Project Management: How To Teach An Organisational Skill Set

Project Management: How To Teach An Organisational Skill Set

Go online and it won’t take you long to find dozens of project management courses seeking to teach a set of skills that can take years and even decades to fully master. While project management career tips can be useful, many of these courses fail to teach more than the basics and those new to the field often have to muddle through and learn things the hard way.

All that being said, and while there’s no replacement for years of experience, here at Career Navig8r, we truly believe that there is a more effective way to teach project management. We believe that, with the right foundations, it’s possible to build an organisational skill set that can be the basis of a solid career. Our method is simple – career mentoring.

Establishing An Effective Mindset

It all starts with mindset – which is a far easier thing to talk about than it is to achieve. Teaching someone a mindset is more akin to building habits than it is to providing structured lessons. It doesn’t happen overnight but through the practising and reinforcement of simple principles.

Project management courses run on the idea that an organisational skill set can be boiled down to a core set of ideals. While there is a truth to that, it’s one thing to know the ideals and quite another to put them into practice.

A Mentor can take someone new to the industry and gently steer them in the right direction. Instead of bombarding their Mentees with information up front, the best Mentors direct them so that principles are developed through practice. Instead of attempting to bypass it altogether, a Mentor enhances the natural learning process helping their Mentees to come to the all important conclusions sooner than they might have done otherwise.

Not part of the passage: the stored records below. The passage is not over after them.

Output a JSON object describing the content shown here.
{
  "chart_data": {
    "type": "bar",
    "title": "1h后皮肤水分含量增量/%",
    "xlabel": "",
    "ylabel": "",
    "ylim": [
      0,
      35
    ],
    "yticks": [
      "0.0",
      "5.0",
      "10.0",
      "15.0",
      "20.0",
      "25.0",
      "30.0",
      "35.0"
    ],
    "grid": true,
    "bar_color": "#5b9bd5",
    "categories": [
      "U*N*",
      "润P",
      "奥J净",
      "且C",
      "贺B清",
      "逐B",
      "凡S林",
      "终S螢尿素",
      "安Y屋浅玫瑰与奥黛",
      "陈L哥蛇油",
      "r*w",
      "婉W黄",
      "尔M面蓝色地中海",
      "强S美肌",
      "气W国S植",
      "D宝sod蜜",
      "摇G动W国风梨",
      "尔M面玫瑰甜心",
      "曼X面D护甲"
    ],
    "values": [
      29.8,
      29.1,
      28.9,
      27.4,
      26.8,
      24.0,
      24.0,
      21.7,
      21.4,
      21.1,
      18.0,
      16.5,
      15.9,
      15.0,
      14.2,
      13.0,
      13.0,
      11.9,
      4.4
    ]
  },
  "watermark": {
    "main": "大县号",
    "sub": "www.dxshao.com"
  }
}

The Power of Forward Planning

Project Management: How To Teach An Organisational Skill Set; forward planning

Project management career tips can be useful but, as with all career advice, they tend to focus on the long term. It’s all well and good to spend 3 years working at company A, two at company B, and another five at company C, just so that one decade from now you’ll have the perfect CV for a high-level project management position, but life has a tendency to throw a spanner in the works of that kind of long term thinking.

When traversing your own career, it’s important to be able to think in the short term as well as the long term. You need to focus on what your current job is doing for you and whether it’s really worth the long term benefits.

Having a Mentor around can be really helpful in this regard because, as they focus on your long term goals, working with the benefit of a whole career behind them, you can focus on your short term goals and together you can make decisions that are fully informed. A Mentor becomes a Navigator, pointing you in the right direction.

Understanding Scope

Another area where project management courses struggle to convey the same level of nuance a Mentor can is in the understanding of scope. Understanding scope is crucial to effective project management but it can be an incredibly challenging skill to learn.

In practice, whether you’re talking about staff productivity, budget requirements, or timelines, the only way to dynamically understand scope is through experience. It’s a skill that can’t be taught but has to be experienced.

For those early in their careers, a Mentor can do a lot to help quantify scope and give them better rules of thumb to work with. This leads to more early successes while the Mentee develops their own perspective of scope and how to manage it.

Teaching Teamwork

When guiding someone to develop an organisational skill set, it’s hard to underestimate the importance of good cooperative attitudes. Companies thrive on effective cooperation and good project management is at the heart of that. Learning how to inspire people to work at their best and incentivise productivity is probably the single most important skill a project manager can have.

Training Future Mentors

If there’s one thing all the best teachers know, it’s that you’ve only truly learned something once you can teach it to someone else. As an organisational skill set guide, it can help to think of your Mentees as future Mentors – people who will one day pass these skills along to someone else.

For example, teachable moments are an excellent way to help a Mentee remember what they’ve learned. By helping to redirect your Mentee when they go wrong, you’ll be putting an example in their mind that they’ll be able to pass along to someone else. In time the lesson becomes an anecdote that will be memorable both to them and to their own future Mentees.